Fifteen thousand nurses in New York City are on strike. They don’t hit because they don’t care. They are striking because they care deeply about continuing to work within a system that normalizes harm — to patients and health care workers alike.
They demand what should never be negotiable: Safe staffing ratios, humane working conditions, livable wages, and the ability to provide care without suffering physical and moral injury in the process..
This strike is not an isolated event. It is the clear rupture of a system that has exceeded its moral limits.
On Thursday morning, before work, I went to work in the laboratory early in the morning. The lab technician drawing my blood looked exhausted. She told me they were chronically understaffed – always short, always in a hurry, always expected to do more with less.
While she was working, I told her the truth. That I recently worked eight hours straight, in multiple shifts in a row, without lunch and barely any water — and ended up getting a urinary tract infection. I told her that after 31 years in health care, this was still business as usual.
She didn’t look surprised. She immediately nodded and said they were always short too.
Different roles. Same system.
I also told her that I work part-time—maximum less than 29 hours a week—with no health insurance coverage at all. This is no coincidence. It’s by design. Health care systems increasingly rely on part-time work to avoid providing benefits, even as they require the intensity, availability, and emotional endurance of full-time work.

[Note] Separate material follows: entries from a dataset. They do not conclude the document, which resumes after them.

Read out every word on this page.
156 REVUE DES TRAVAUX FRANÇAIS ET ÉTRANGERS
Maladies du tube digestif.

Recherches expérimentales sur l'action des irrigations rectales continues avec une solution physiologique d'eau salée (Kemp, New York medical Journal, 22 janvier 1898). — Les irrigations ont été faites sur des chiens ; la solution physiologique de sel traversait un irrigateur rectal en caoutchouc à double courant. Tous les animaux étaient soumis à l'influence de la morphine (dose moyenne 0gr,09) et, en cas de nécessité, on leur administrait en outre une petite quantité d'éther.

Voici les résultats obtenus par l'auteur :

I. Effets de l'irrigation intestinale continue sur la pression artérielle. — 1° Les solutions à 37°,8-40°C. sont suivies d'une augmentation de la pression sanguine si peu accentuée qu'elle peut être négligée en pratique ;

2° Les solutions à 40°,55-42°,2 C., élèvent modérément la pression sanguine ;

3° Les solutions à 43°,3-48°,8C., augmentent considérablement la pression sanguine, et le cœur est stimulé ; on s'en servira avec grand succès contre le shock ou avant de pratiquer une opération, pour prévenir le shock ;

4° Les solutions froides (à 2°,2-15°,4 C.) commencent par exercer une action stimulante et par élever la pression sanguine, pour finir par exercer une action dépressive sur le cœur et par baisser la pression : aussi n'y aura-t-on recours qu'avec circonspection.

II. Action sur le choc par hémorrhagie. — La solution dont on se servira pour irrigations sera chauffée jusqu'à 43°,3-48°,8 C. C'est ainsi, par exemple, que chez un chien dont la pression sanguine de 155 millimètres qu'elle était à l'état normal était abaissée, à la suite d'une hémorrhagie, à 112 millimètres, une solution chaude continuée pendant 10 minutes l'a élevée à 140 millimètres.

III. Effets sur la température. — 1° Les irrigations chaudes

The exploitation does not stop there.
Money is still automatically deducted from our paychecks for lunch breaks we never get. The legally required 15-minute rest breaks for every four hours worked routinely disappear amid staffing shortages and patient volume. On paper they seem compatible. In fact, it’s wage theft — normal, systemic, and rarely challenged because health care workers are conditioned to put patients first at any personal cost.
Legally, this is not a gray area. Labor laws require that workers be paid for all hours worked, and that legally mandated rest periods be provided or compensated for. Automatic deduction from pay for lunch breaks that never occur constitutes wage theft. When I brought this up with my supervisor, I was told that “everyone eats at their desk or when they can.” This is how illegality is normalized – not through written policies, but through workplace culture.

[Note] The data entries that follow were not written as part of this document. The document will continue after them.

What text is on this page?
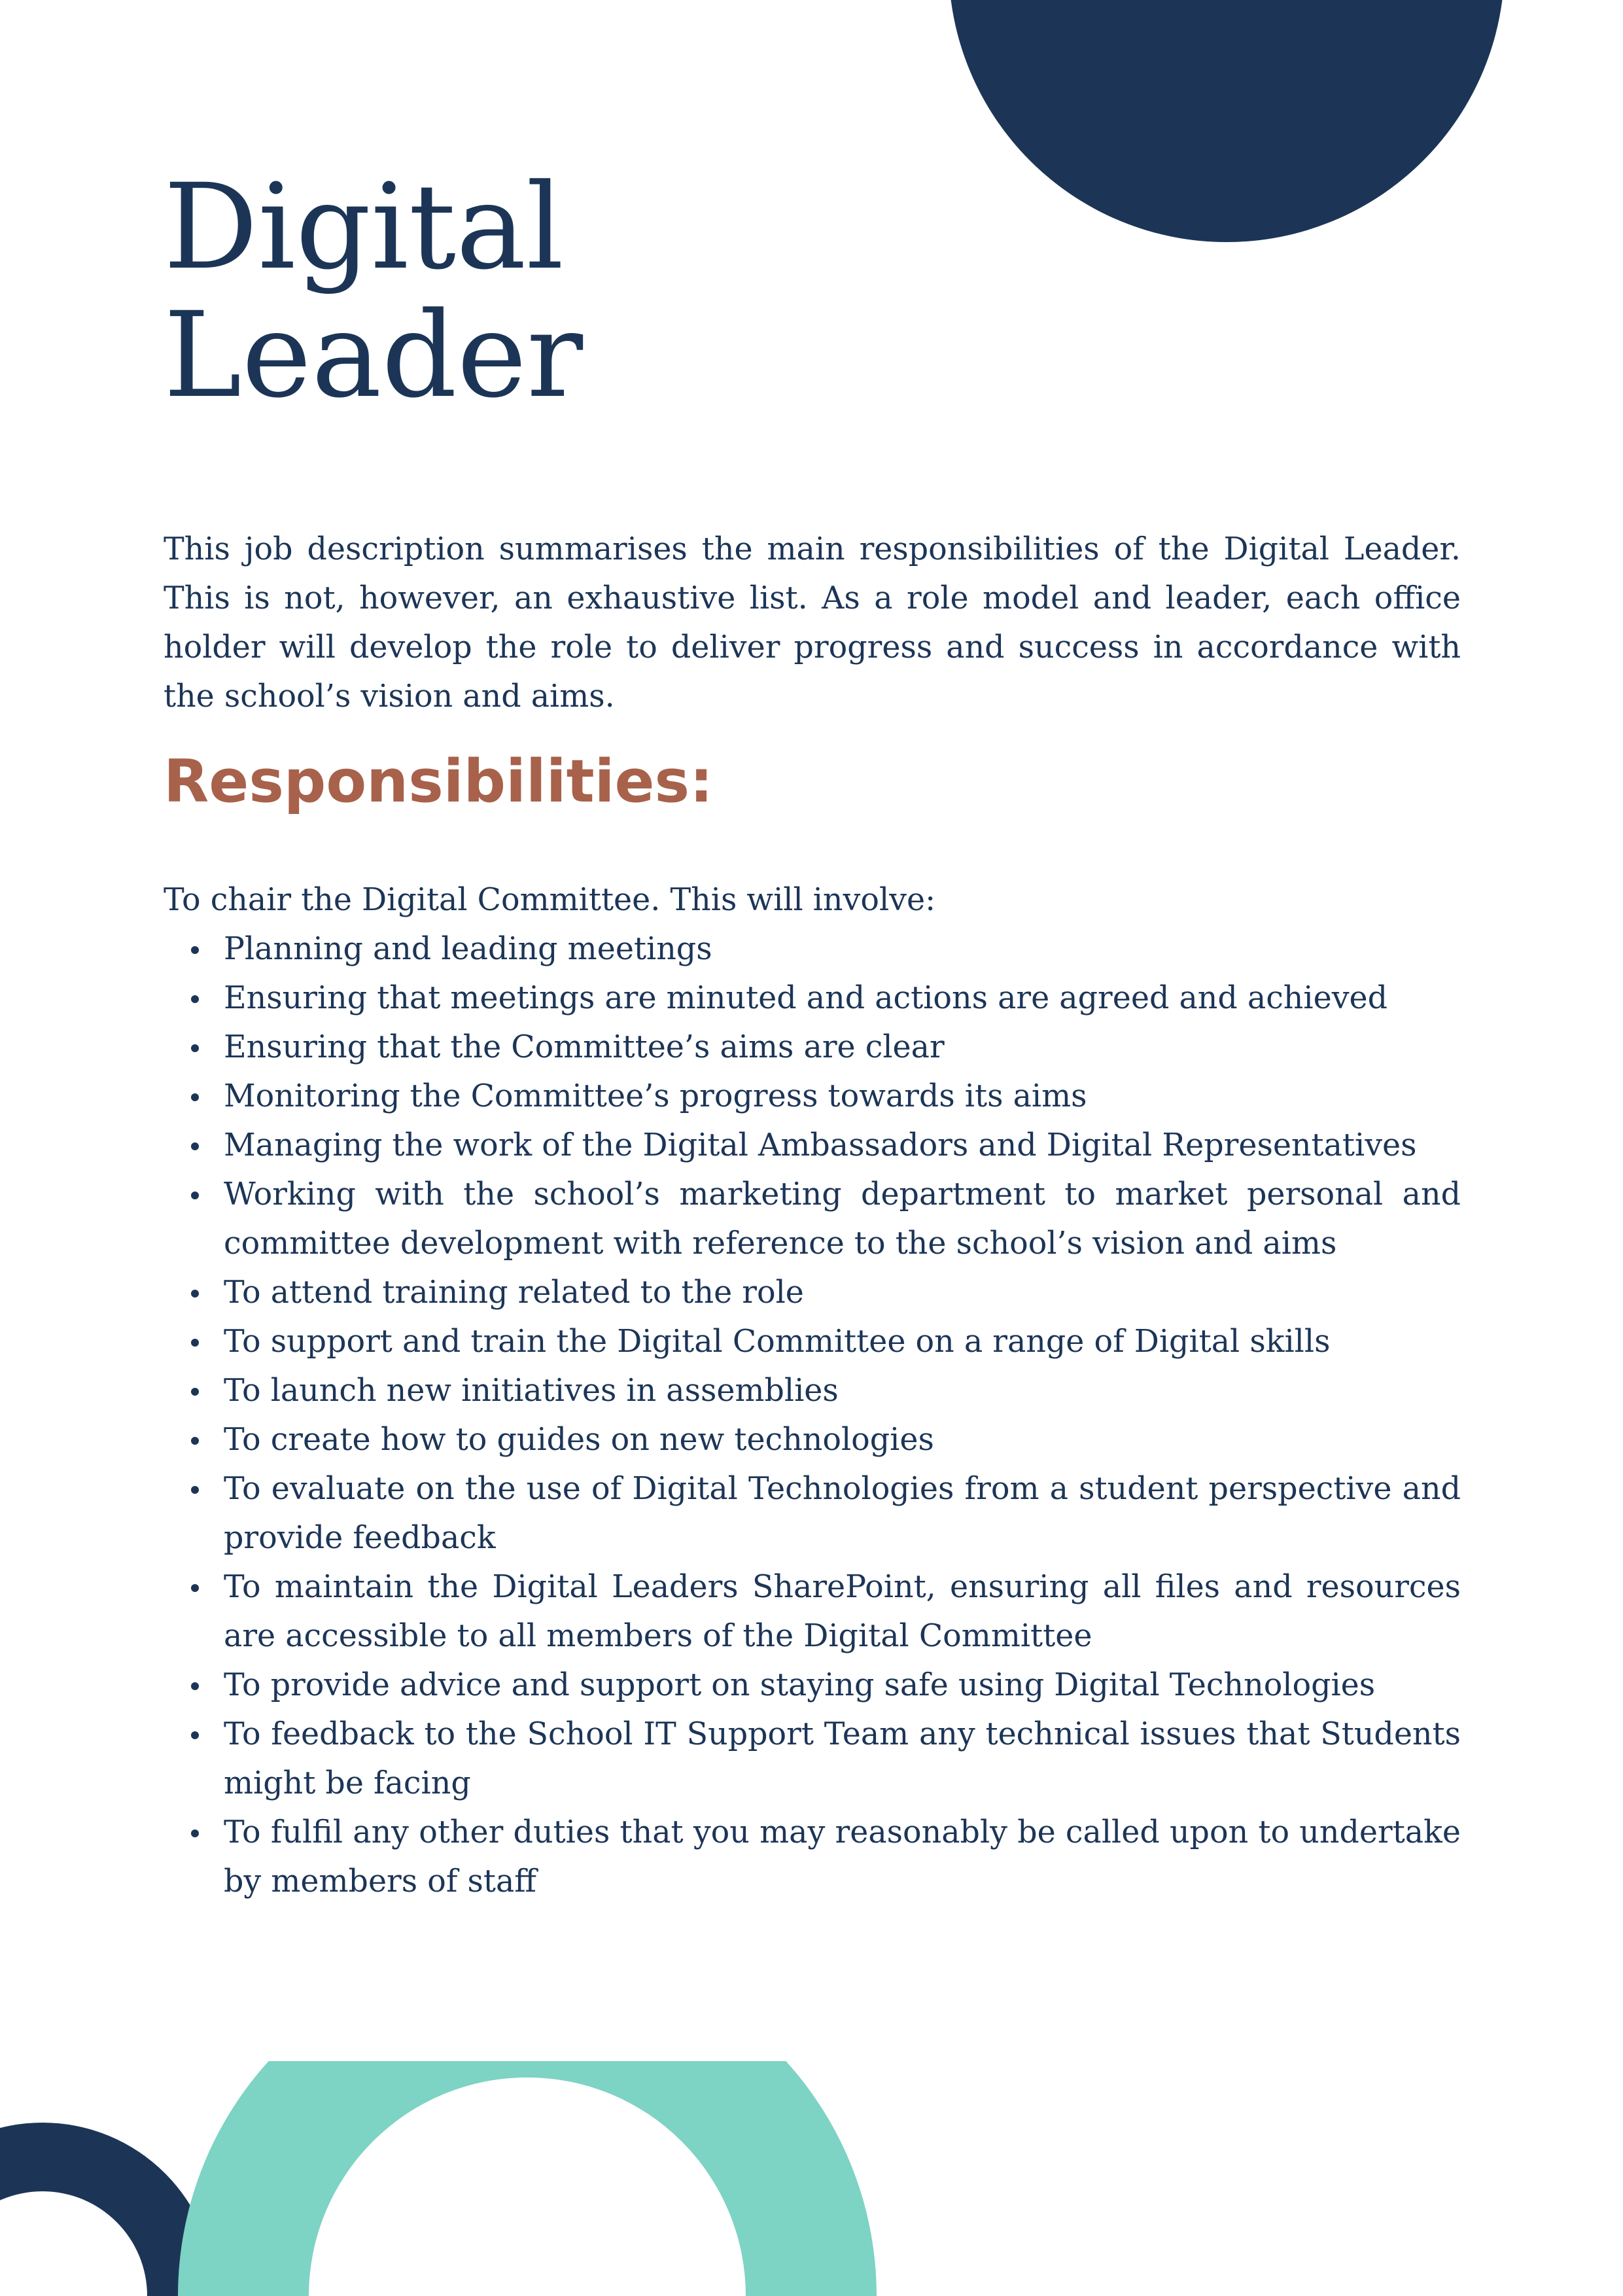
Digital
Leader

This job description summarises the main responsibilities of the Digital Leader. This is not, however, an exhaustive list. As a role model and leader, each office holder will develop the role to deliver progress and success in accordance with the school’s vision and aims.

Responsibilities:

To chair the Digital Committee. This will involve:

Planning and leading meetings
Ensuring that meetings are minuted and actions are agreed and achieved
Ensuring that the Committee’s aims are clear
Monitoring the Committee’s progress towards its aims
Managing the work of the Digital Ambassadors and Digital Representatives
Working with the school’s marketing department to market personal and committee development with reference to the school’s vision and aims
To attend training related to the role
To support and train the Digital Committee on a range of Digital skills
To launch new initiatives in assemblies
To create how to guides on new technologies
To evaluate on the use of Digital Technologies from a student perspective and provide feedback
To maintain the Digital Leaders SharePoint, ensuring all files and resources are accessible to all members of the Digital Committee
To provide advice and support on staying safe using Digital Technologies
To feedback to the School IT Support Team any technical issues that Students might be facing
To fulfil any other duties that you may reasonably be called upon to undertake by members of staff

A culture is created in which workers are pressured to silently comply, absorb the loss, and keep the system running. The result is a transfer of unpaid labor from health care workers to corporate health care systems, justified by “how things are done,” and enforced through fear of retaliation, appointment cuts, or job loss.
This is opportunistic. It preys on healthcare workers.
In New York, nurses have unions and have the legal right to strike. This is important. Because in states like Delaware, where I currently work, nurses can’t strike — not because conditions are better, but because unions are weak or nonexistent. There is no collective bargaining power, no real influence, and often no safe way to express an opinion without risking retaliation.
The result is silence imposed by fragility.
Unions deserve to exist in every state. While people often focus on union wages, the truth is that protections are far more important than the pay scale. The right to safe employment, breaks, due process, health insurance, and to speak without retaliation—these are not luxuries.
In states like Delaware, where unions are weak or nonexistent, nurses with more than 31 years of experience barely earn a living wage that reflects their skill, responsibility, or institutional knowledge. It’s a slap in the face. Especially when hospital administrators – far from the trenches of humanity – receive enormous salaries while frontline workers absorb the physical and emotional damage.
Nurses are not attached to the health care system. They are her nervous system. They are the ones who detect danger early, convey important information, respond to crises, organize chaos, and keep the entire body together under stress.
Real practical reform must acknowledge this fact. Nurses need enforceable staffing ratios, guaranteed rest periods, paid sick time, access to health care, protection from retaliation, and the right to unionize and strike in every state.
Striking nurses in New York City are not disrupting health care. They reveal what is already broken.
A health care system that destroys a person’s nervous system cannot heal a person.
Villabona-Kontz, a registered nurse for more than 31 years, is writing a book about health care.